Seven months after helping her terminally ill mother have a “good death” in home-hospice, filmmaker Judith Helfand becomes a “new old” single mother at 50. Overnight, she’s pushed to deal with her stuff: 63 boxes of her parent’s heirlooms overwhelming her office-turned-future-baby’s room, the weight her mother had begged her to lose, and the reality of being a half century older than her daughter. Told in the first person, in deep consultation with the past – as in 25 years of family footage – LOVE & STUFF explores the transformative power of parenting, our complex and very emotional attachment to stuff, and what it is we really need to leave our children.

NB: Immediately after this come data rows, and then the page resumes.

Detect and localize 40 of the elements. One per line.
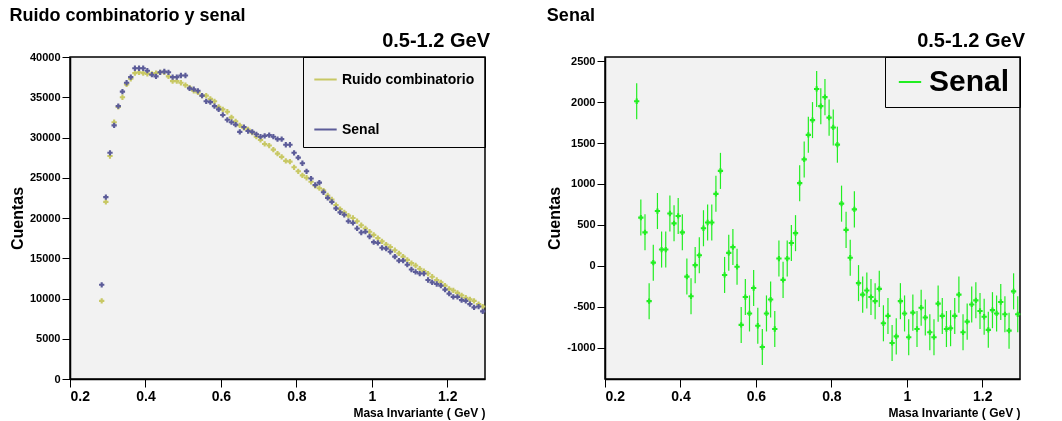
y-tick-label: 40000 [29, 50, 61, 63]
y-tick-label: 0 [589, 259, 596, 272]
x-tick-label: 0.6 [211, 387, 232, 404]
y-tick-label: -1000 [567, 341, 596, 354]
chart-title: Ruido combinatorio y senal [9, 5, 246, 25]
y-tick-label: 5000 [36, 332, 61, 345]
y-tick-label: 0 [54, 372, 61, 385]
x-axis-title: Masa Invariante ( GeV ) [888, 405, 1021, 420]
x-tick-label: 0.2 [70, 387, 91, 404]
x-tick-label: 1 [368, 387, 377, 404]
y-tick-label: 35000 [29, 90, 61, 103]
chart-title: Senal [546, 5, 595, 25]
y-tick-label: 1500 [571, 136, 596, 149]
legend-label: Ruido combinatorio [342, 70, 475, 87]
text: 0.5-1.2 GeV [382, 29, 491, 51]
legend-label: Senal [342, 120, 380, 137]
x-tick-label: 0.8 [287, 387, 307, 404]
x-tick-label: 1.2 [438, 387, 458, 404]
x-tick-label: 1 [903, 387, 912, 404]
y-tick-label: 30000 [29, 131, 61, 143]
y-tick-label: 25000 [29, 171, 61, 184]
y-tick-label: 2000 [571, 95, 596, 108]
x-tick-label: 0.4 [671, 387, 691, 404]
y-tick-label: 20000 [29, 211, 61, 224]
legend-label: Senal [929, 64, 1010, 97]
text: 0.5-1.2 GeV [917, 29, 1026, 51]
y-tick-label: 500 [577, 218, 596, 231]
y-tick-label: 2500 [571, 54, 596, 67]
y-axis-title: Cuentas [8, 186, 26, 251]
y-tick-label: -500 [573, 300, 596, 313]
x-tick-label: 0.6 [746, 387, 767, 404]
y-tick-label: 1000 [571, 177, 596, 190]
x-tick-label: 0.4 [136, 387, 156, 404]
y-axis-title: Cuentas [546, 186, 564, 251]
x-tick-label: 1.2 [973, 387, 993, 404]
y-tick-label: 10000 [29, 292, 61, 304]
x-tick-label: 0.8 [822, 387, 842, 404]
x-tick-label: 0.2 [605, 387, 626, 404]
x-axis-title: Masa Invariante ( GeV ) [353, 405, 486, 420]
y-tick-label: 15000 [29, 251, 61, 264]
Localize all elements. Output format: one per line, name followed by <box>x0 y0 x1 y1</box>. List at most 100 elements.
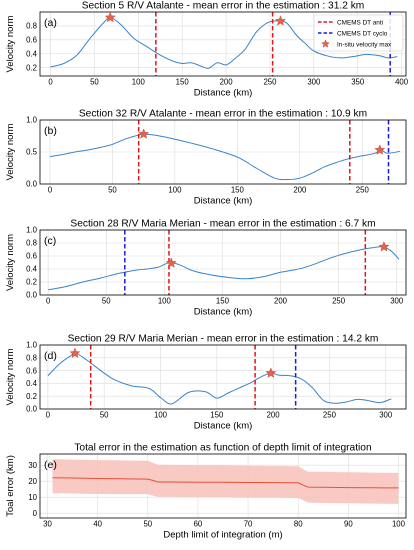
y-tick-label: 20 <box>28 477 37 486</box>
y-axis-label: Velocity norm <box>5 348 16 405</box>
y-tick-label: 0.5 <box>26 148 38 157</box>
x-tick-label: 400 <box>395 78 409 87</box>
panel-title: Section 29 R/V Maria Merian - mean error… <box>68 334 379 345</box>
panel-title: Total error in the estimation as functio… <box>74 443 371 454</box>
y-tick-label: 0.6 <box>26 366 37 375</box>
x-tick-label: 50 <box>100 411 109 420</box>
x-tick-label: 350 <box>351 78 365 87</box>
legend-anti-label: CMEMS DT anti <box>337 19 383 26</box>
panel-b: Section 32 R/V Atalante - mean error in … <box>5 109 407 207</box>
y-axis-label: Velocity norm <box>5 123 16 180</box>
legend-cyclo-label: CMEMS DT cyclo <box>337 30 388 37</box>
panel-letter: (a) <box>44 17 57 29</box>
y-tick-label: 0.8 <box>26 354 37 363</box>
y-tick-label: 0.0 <box>26 405 38 414</box>
x-tick-label: 0 <box>46 297 51 306</box>
velocity-profile-line <box>48 246 400 291</box>
panel-e: Total error in the estimation as functio… <box>5 443 407 541</box>
x-tick-label: 150 <box>210 411 224 420</box>
x-tick-label: 90 <box>344 520 353 529</box>
y-tick-label: 10 <box>28 493 37 502</box>
panel-title: Section 5 R/V Atalante - mean error in t… <box>82 1 365 12</box>
y-axis-label: Velocity norm <box>5 234 16 291</box>
y-tick-label: 30 <box>28 461 37 470</box>
y-tick-label: 0.2 <box>26 63 37 72</box>
insitu-max-star <box>374 144 386 155</box>
x-axis-label: Distance (km) <box>194 196 253 207</box>
x-tick-label: 30 <box>43 520 52 529</box>
x-axis-label: Depth limit of integration (m) <box>163 530 282 541</box>
legend-star-icon <box>321 39 330 48</box>
panel-letter: (e) <box>44 459 57 471</box>
y-tick-label: 0.6 <box>26 252 37 261</box>
panel-title: Section 32 R/V Atalante - mean error in … <box>79 109 367 120</box>
y-axis-label: Toal error (km) <box>5 455 16 517</box>
x-tick-label: 50 <box>102 297 111 306</box>
y-tick-label: 0.4 <box>26 49 38 58</box>
axes-frame <box>39 11 407 77</box>
insitu-max-star <box>265 367 277 378</box>
x-tick-label: 200 <box>220 78 234 87</box>
y-tick-label: 0.0 <box>26 291 38 300</box>
x-axis-label: Distance (km) <box>194 421 253 432</box>
insitu-max-star <box>165 257 177 268</box>
error-band <box>52 459 399 504</box>
insitu-max-star <box>104 11 116 23</box>
panel-letter: (d) <box>44 350 57 362</box>
y-tick-label: 0 <box>33 509 38 518</box>
panel-c: Section 28 R/V Maria Merian - mean error… <box>5 219 407 318</box>
axes-frame <box>39 453 407 519</box>
x-tick-label: 60 <box>194 520 203 529</box>
x-tick-label: 100 <box>158 297 172 306</box>
x-tick-label: 0 <box>48 186 53 195</box>
x-tick-label: 150 <box>231 186 245 195</box>
x-tick-label: 100 <box>168 186 182 195</box>
x-axis-label: Distance (km) <box>194 307 253 318</box>
x-tick-label: 250 <box>332 297 346 306</box>
velocity-profile-line <box>49 133 400 181</box>
velocity-profile-line <box>47 352 392 405</box>
legend-box <box>313 14 404 52</box>
insitu-max-star <box>138 128 150 139</box>
legend: CMEMS DT anti CMEMS DT cyclo In-situ veloc… <box>313 14 404 52</box>
y-tick-label: 0.8 <box>26 239 37 248</box>
panel-title: Section 28 R/V Maria Merian - mean error… <box>70 219 375 230</box>
y-tick-label: 1.0 <box>26 226 38 235</box>
axes-frame <box>39 229 407 296</box>
y-tick-label: 0.6 <box>26 36 37 45</box>
y-tick-label: 1.0 <box>26 116 38 125</box>
x-tick-label: 100 <box>392 520 406 529</box>
x-tick-label: 150 <box>216 297 230 306</box>
y-axis-label: Velocity norm <box>5 15 16 72</box>
panel-letter: (c) <box>44 235 56 247</box>
insitu-max-star <box>69 347 81 358</box>
insitu-max-star <box>274 15 286 26</box>
x-tick-label: 250 <box>263 78 277 87</box>
x-tick-label: 80 <box>294 520 303 529</box>
x-tick-label: 70 <box>244 520 253 529</box>
x-axis-label: Distance (km) <box>194 88 253 99</box>
x-tick-label: 150 <box>176 78 190 87</box>
y-tick-label: 0.8 <box>26 22 37 31</box>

In LOVE & STUFF, Helfand continues the journey she began two decades ago with her seminal film HEALTHY BABY GIRL (Sundance; POV; Peabody 1997), which was followed by the 2002 Sundance award-winning sequel BLUE VINYL and the short epilogue EK VELT (2004). Through these films Helfand established a voice that is deeply personal, darkly funny and ultimately reflects the universal power of love and family.